Commercial and industrial group segment sales of $275.6 million in the quarter decreased $19.8 million, or 6.7 percent, from 2011 levels. Excluding $1.7 million of unfavorable foreign currency translation, organic sales in the quarter decreased 6.2% year over year primarily due to lower sales to the military and in the segment’s European-based hand tools business as a result of continued economic weakness in that region.
Operating earnings of $31.9 million in the period decreased $1.1 million, or 3.3 percent, from 2011 levels, while the operating margin (operating earnings as a percentage of segment sales) of 11.6 percent increased from 11.2 percent a year ago.

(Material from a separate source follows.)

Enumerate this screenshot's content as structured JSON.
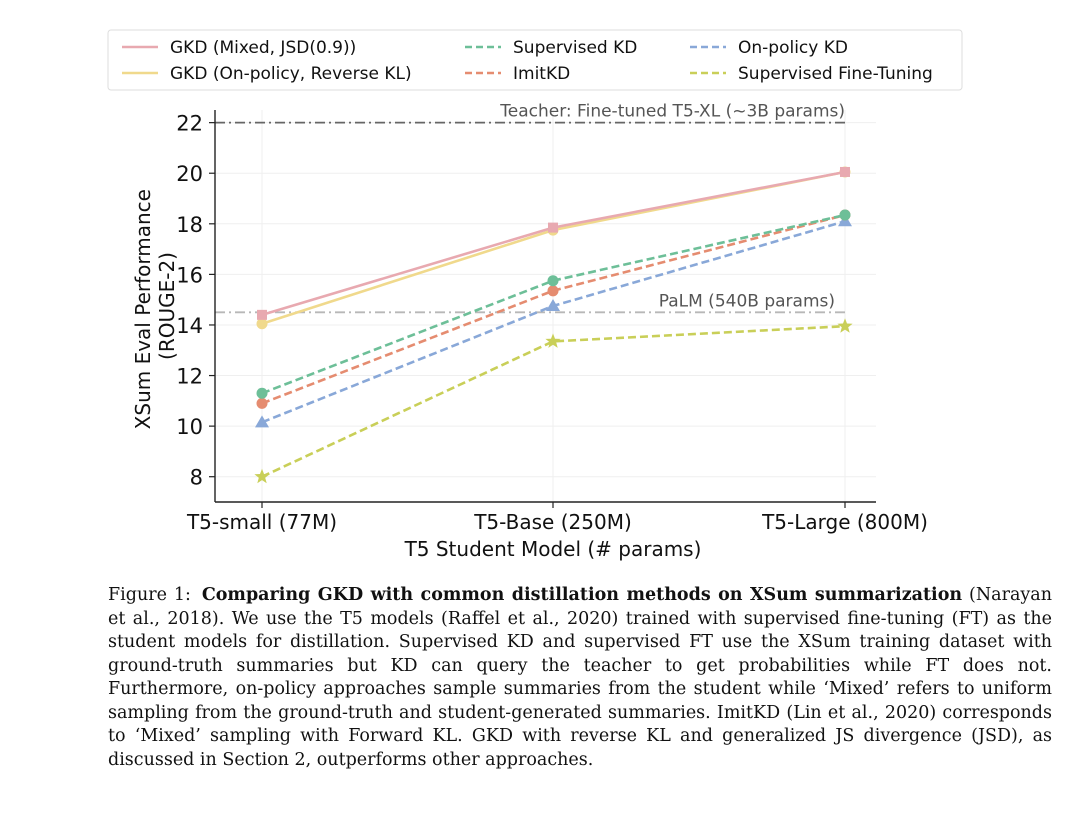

Snap-on tools group segment sales of $321.6 million in the quarter rose $28.8 million, or 9.8 percent, from 2011 levels; excluding $1.4 million of favorable foreign currency translation, organic sales increased 9.3 percent, reflecting increases across both the company’s U.S. and international franchise operations.
Operating earnings of $45.6 million in the period increased $6.0 million, or 15.2 percent, from 2011 levels and the operating margin of 14.2% improved from 13.5 percent a year ago.

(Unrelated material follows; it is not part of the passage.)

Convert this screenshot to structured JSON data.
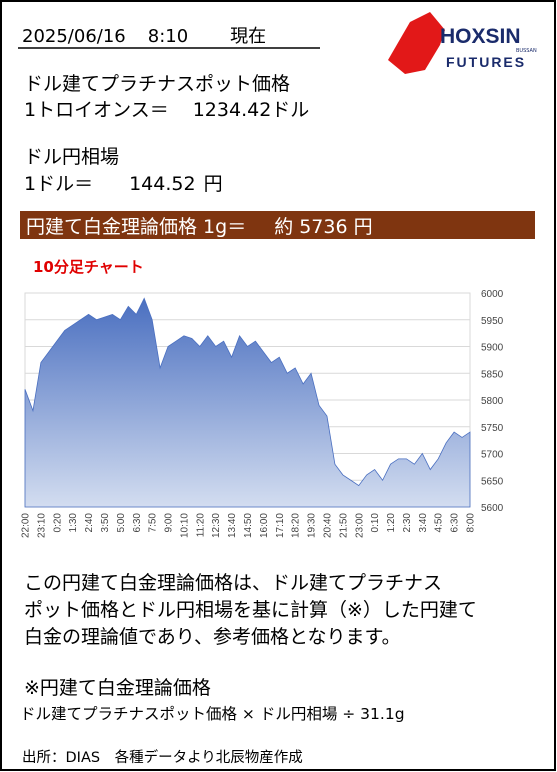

Repair systems and information group segment sales of $241.6 million in the quarter increased $5.1 million, or 2.2 percent, from 2011 levels; excluding $1.6 million of unfavorable foreign currency translation, organic sales rose 2.9 percent, primarily due to gains in sales of diagnostics and repair information products to repair shop owners and managers, and in sales to original equipment manufacturer (OEM) dealerships.
Operating earnings of $55.4 million in the period increased $6.2 million, or 12.6 percent, from 2011 levels and the operating margin of 22.9 percent increased from 20.8 percent a year ago.
Financial Services operating earnings of $29.3 million on revenue of $42.9 million in the quarter compared with operating earnings of $22.1 million on revenue of $35.5 million a year ago.
Corporate expenses of $21.5 million in the fourth quarter compared with $18.0 million last year.
In 2013, Snap-on expects to continue with the advancement of its strategic framework designed to enhance its mobile tool distribution network, expand in the vehicle repair garage, extend to critical industries and build in emerging markets. In pursuit of these initiatives, Snap-on anticipates that capital expenditures in 2013 will be in a range of $70 million to $80 million. Snap-on expects that its full year 2013 effective income tax rate will be comparable to its 2012 rate.